The characterisation of the brain as a functional network in which the connections between brain regions are represented by correlation values across time series has been very popular in the last years. Although this representation has advanced our understanding of brain function, it represents a simplified model of brain connectivity that has a complex dynamic spatio-temporal nature. Oversimplification of the data may hinder the merits of applying advanced non-linear feature extraction algorithms. To this end, we propose a dynamic adaptive spatio-temporal graph convolution (DAST-GCN) model to overcome the shortcomings of pre-defined static correlation-based graph structures. The proposed approach allows end-to-end inference of dynamic connections between brain regions via layer-wise graph structure learning module while mapping brain connectivity to a phenotype in a supervised learning framework. This leverages the computational power of the model, data and targets to represent brain connectivity, and could enable the identification of potential biomarkers for the supervised target in question. We evaluate our pipeline on the UKBiobank dataset for age and gender classification tasks from resting-state functional scans and show that it outperforms currently adapted linear and non-linear methods in neuroimaging. Further, we assess the generalizability of the inferred graph structure by transferring the pre-trained graph to an independent dataset for the same task. Our results demonstrate the task-robustness of the graph against different scanning parameters and demographics.

CVFeb 14, 2020
A Hybrid 3DCNN and 3DC-LSTM based model for 4D Spatio-temporal fMRI data: An ABIDE Autism Classification study

Ahmed El-Gazzar, Mirjam Quaak, Leonardo Cerliani et al.
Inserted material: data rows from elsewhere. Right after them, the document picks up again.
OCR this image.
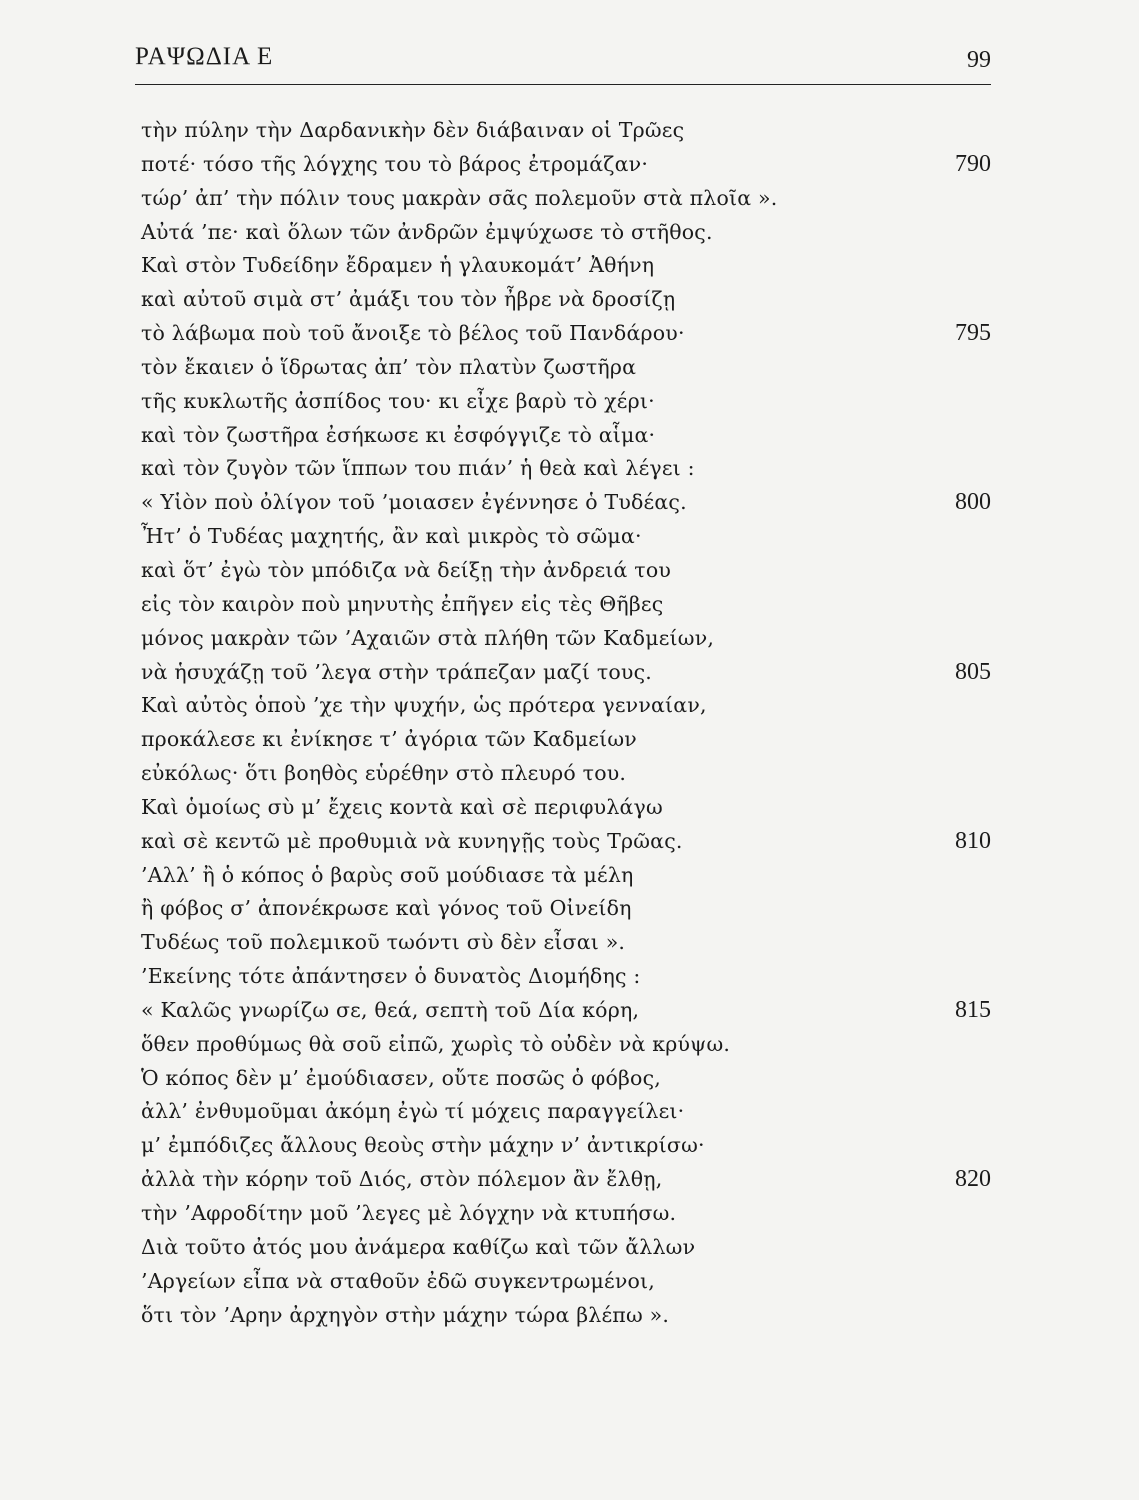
ΡΑΨΩΔΙΑ Ε	99
τὴν πύλην τὴν Δαρδανικὴν δὲν διάβαιναν οἱ Τρῶες
ποτέ· τόσο τῆς λόγχης του τὸ βάρος ἐτρομάζαν·	790
τώρ’ ἀπ’ τὴν πόλιν τους μακρὰν σᾶς πολεμοῦν στὰ πλοῖα ».
Αὐτά ’πε· καὶ ὅλων τῶν ἀνδρῶν ἐμψύχωσε τὸ στῆθος.
Καὶ στὸν Τυδείδην ἔδραμεν ἡ γλαυκομάτ’ Ἀθήνη
καὶ αὐτοῦ σιμὰ στ’ ἀμάξι του τὸν ἦβρε νὰ δροσίζῃ
τὸ λάβωμα ποὺ τοῦ ἄνοιξε τὸ βέλος τοῦ Πανδάρου·	795
τὸν ἔκαιεν ὁ ἵδρωτας ἀπ’ τὸν πλατὺν ζωστῆρα
τῆς κυκλωτῆς ἀσπίδος του· κι εἶχε βαρὺ τὸ χέρι·
καὶ τὸν ζωστῆρα ἐσήκωσε κι ἐσφόγγιζε τὸ αἷμα·
καὶ τὸν ζυγὸν τῶν ἵππων του πιάν’ ἡ θεὰ καὶ λέγει :
« Υἱὸν ποὺ ὀλίγον τοῦ ’μοιασεν ἐγέννησε ὁ Τυδέας.	800
Ἦτ’ ὁ Τυδέας μαχητής, ἂν καὶ μικρὸς τὸ σῶμα·
καὶ ὅτ’ ἐγὼ τὸν μπόδιζα νὰ δείξῃ τὴν ἀνδρειά του
εἰς τὸν καιρὸν ποὺ μηνυτὴς ἐπῆγεν εἰς τὲς Θῆβες
μόνος μακρὰν τῶν ’Αχαιῶν στὰ πλήθη τῶν Καδμείων,
νὰ ἡσυχάζῃ τοῦ ’λεγα στὴν τράπεζαν μαζί τους.	805
Καὶ αὐτὸς ὁποὺ ’χε τὴν ψυχήν, ὡς πρότερα γενναίαν,
προκάλεσε κι ἐνίκησε τ’ ἀγόρια τῶν Καδμείων
εὐκόλως· ὅτι βοηθὸς εὑρέθην στὸ πλευρό του.
Καὶ ὁμοίως σὺ μ’ ἔχεις κοντὰ καὶ σὲ περιφυλάγω
καὶ σὲ κεντῶ μὲ προθυμιὰ νὰ κυνηγῇς τοὺς Τρῶας.	810
’Αλλ’ ἢ ὁ κόπος ὁ βαρὺς σοῦ μούδιασε τὰ μέλη
ἢ φόβος σ’ ἀπονέκρωσε καὶ γόνος τοῦ Οἰνείδη
Τυδέως τοῦ πολεμικοῦ τωόντι σὺ δὲν εἶσαι ».
’Εκείνης τότε ἀπάντησεν ὁ δυνατὸς Διομήδης :
« Καλῶς γνωρίζω σε, θεά, σεπτὴ τοῦ Δία κόρη,	815
ὅθεν προθύμως θὰ σοῦ εἰπῶ, χωρὶς τὸ οὐδὲν νὰ κρύψω.
Ὁ κόπος δὲν μ’ ἐμούδιασεν, οὔτε ποσῶς ὁ φόβος,
ἀλλ’ ἐνθυμοῦμαι ἀκόμη ἐγὼ τί μόχεις παραγγείλει·
μ’ ἐμπόδιζες ἄλλους θεοὺς στὴν μάχην ν’ ἀντικρίσω·
ἀλλὰ τὴν κόρην τοῦ Διός, στὸν πόλεμον ἂν ἔλθῃ,	820
τὴν ’Αφροδίτην μοῦ ’λεγες μὲ λόγχην νὰ κτυπήσω.
Διὰ τοῦτο ἀτός μου ἀνάμερα καθίζω καὶ τῶν ἄλλων
’Αργείων εἶπα νὰ σταθοῦν ἐδῶ συγκεντρωμένοι,
ὅτι τὸν ’Αρην ἀρχηγὸν στὴν μάχην τώρα βλέπω ».
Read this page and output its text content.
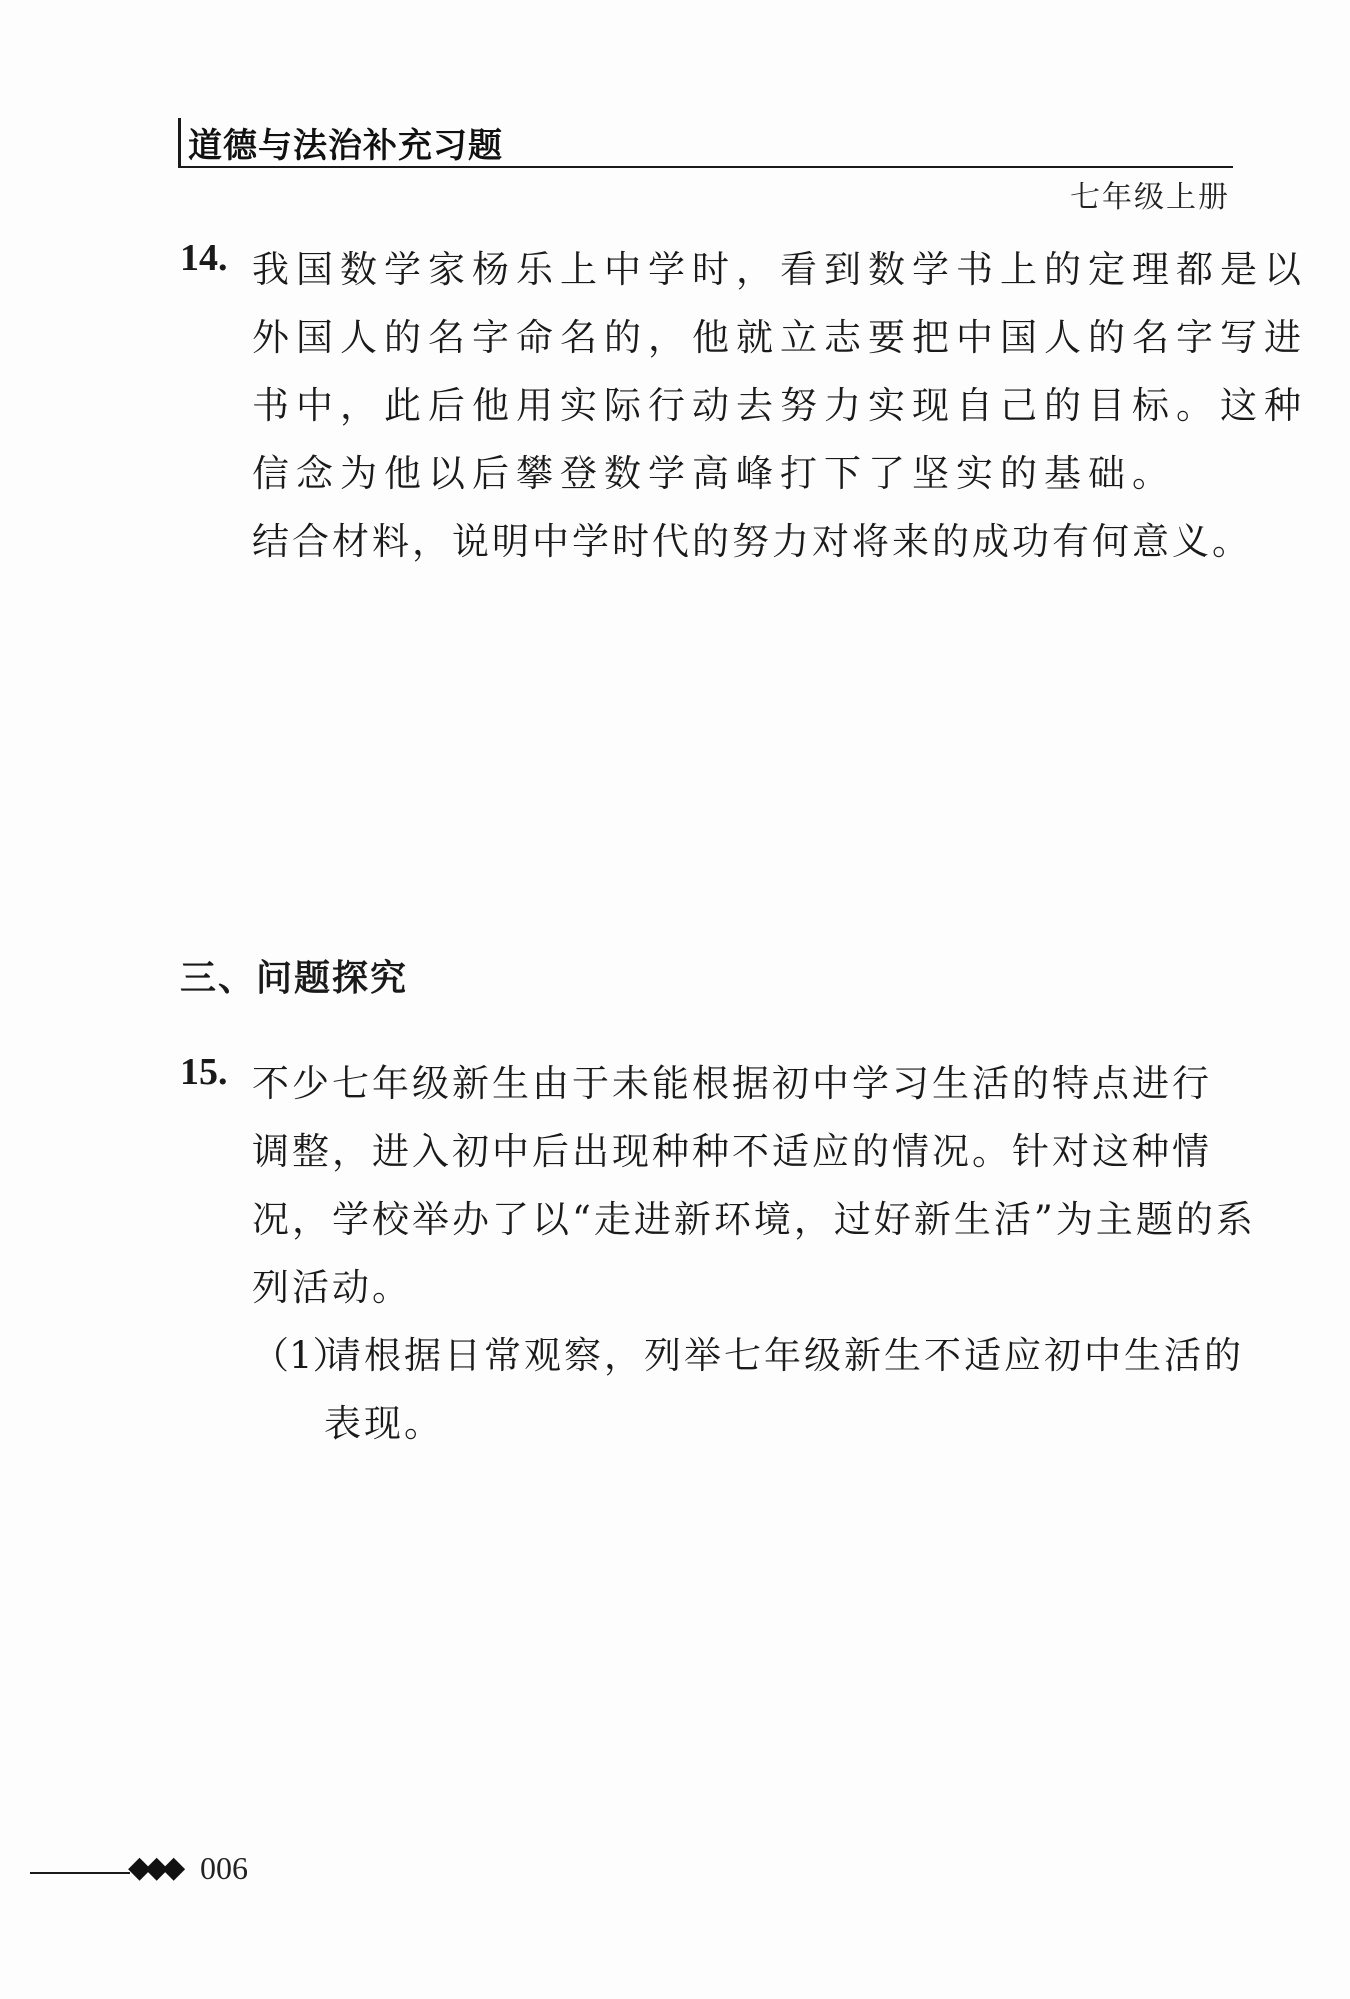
道德与法治补充习题
七年级上册
14. 我国数学家杨乐上中学时，看到数学书上的定理都是以
外国人的名字命名的，他就立志要把中国人的名字写进
书中，此后他用实际行动去努力实现自己的目标。这种
信念为他以后攀登数学高峰打下了坚实的基础。
结合材料，说明中学时代的努力对将来的成功有何意义。
三、问题探究
15. 不少七年级新生由于未能根据初中学习生活的特点进行
调整，进入初中后出现种种不适应的情况。针对这种情
况，学校举办了以“走进新环境，过好新生活”为主题的系
列活动。
（1）
请根据日常观察，列举七年级新生不适应初中生活的
表现。
◆◆◆ 006
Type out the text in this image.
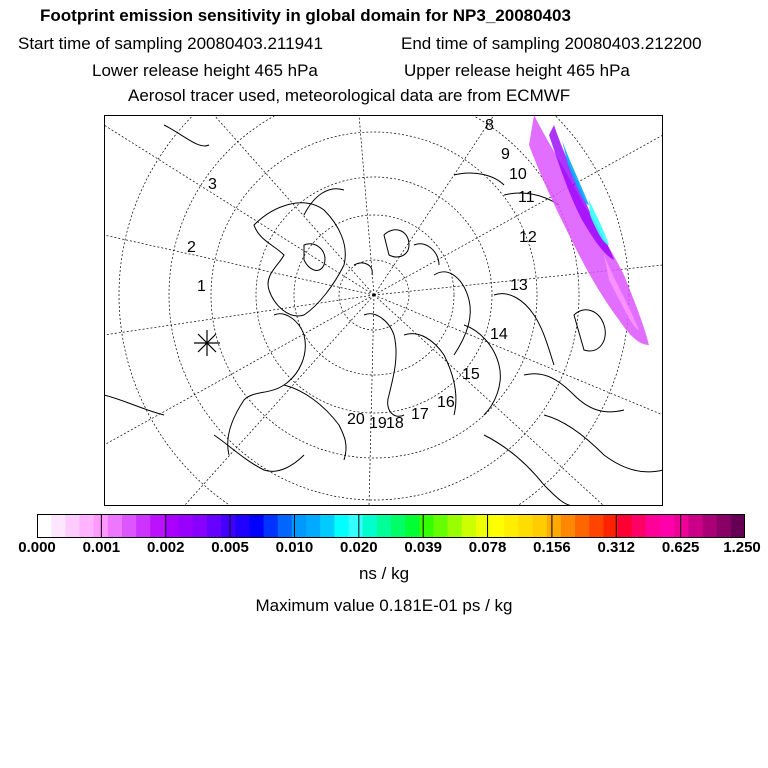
Footprint emission sensitivity in global domain for NP3_20080403
Start time of sampling 20080403.211941	End time of sampling 20080403.212200
Lower release height 465 hPa	Upper release height 465 hPa
Aerosol tracer used, meteorological data are from ECMWF
1
2
3
8
9
10
11
12
13
14
15
16
17
18
19
20
0.000 0.001 0.002 0.005 0.010 0.020 0.039 0.078 0.156 0.312 0.625 1.250
ns / kg
Maximum value 0.181E-01 ps / kg
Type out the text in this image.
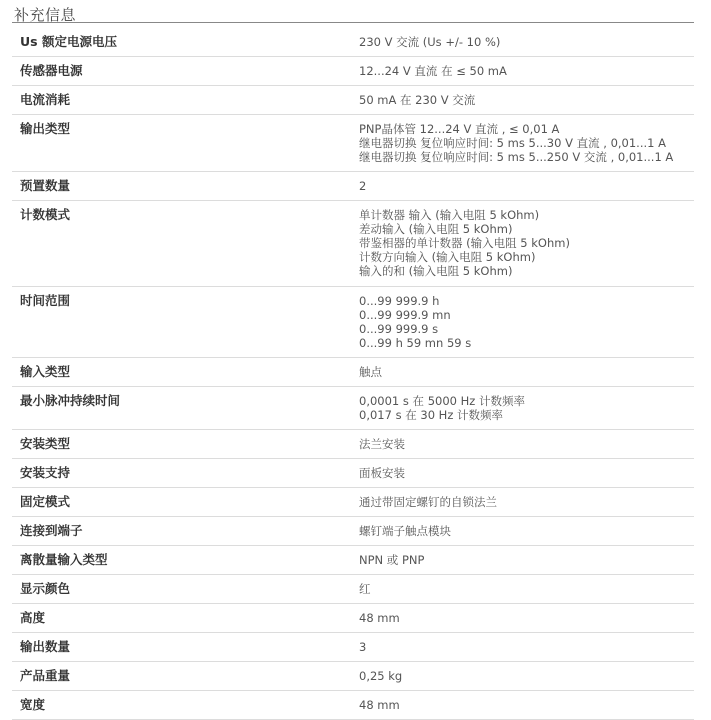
补充信息
Us 额定电源电压	230 V 交流 (Us +/- 10 %)
传感器电源	12...24 V 直流 在 ≤ 50 mA
电流消耗	50 mA 在 230 V 交流
输出类型	PNP晶体管 12...24 V 直流 , ≤ 0,01 A
继电器切换 复位响应时间: 5 ms 5...30 V 直流 , 0,01...1 A
继电器切换 复位响应时间: 5 ms 5...250 V 交流 , 0,01...1 A
预置数量	2
计数模式	单计数器 输入 (输入电阻 5 kOhm)
差动输入 (输入电阻 5 kOhm)
带鉴相器的单计数器 (输入电阻 5 kOhm)
计数方向输入 (输入电阻 5 kOhm)
输入的和 (输入电阻 5 kOhm)
时间范围	0...99 999.9 h
0...99 999.9 mn
0...99 999.9 s
0...99 h 59 mn 59 s
输入类型	触点
最小脉冲持续时间	0,0001 s 在 5000 Hz 计数频率
0,017 s 在 30 Hz 计数频率
安装类型	法兰安装
安装支持	面板安装
固定模式	通过带固定螺钉的自锁法兰
连接到端子	螺钉端子触点模块
离散量输入类型	NPN 或 PNP
显示颜色	红
高度	48 mm
输出数量	3
产品重量	0,25 kg
宽度	48 mm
Functional Magnetic Resonance Imaging (fMRI) captures the temporal dynamics of neural activity as a function of spatial location in the brain. Thus, fMRI scans are represented as 4-Dimensional (3-space + 1-time) tensors. And it is widely believed that the spatio-temporal patterns in fMRI manifests as behaviour and clinical symptoms. Because of the high dimensionality ($\sim$ 1 Million) of fMRI, and the added constraints of limited cardinality of data sets, extracting such patterns are challenging. A standard approach to overcome these hurdles is to reduce the dimensionality of the data by either summarizing activation over time or space at the expense of possible loss of useful information. Here, we introduce an end-to-end algorithm capable of extracting spatiotemporal features from the full 4-D data using 3-D CNNs and 3-D Convolutional LSTMs. We evaluate our proposed model on the publicly available ABIDE dataset to demonstrate the capability of our model to classify Autism Spectrum Disorder (ASD) from resting-state fMRI data. Our results show that the proposed model achieves state of the art results on single sites with F1-scores of 0.78 and 0.7 on NYU and UM sites, respectively.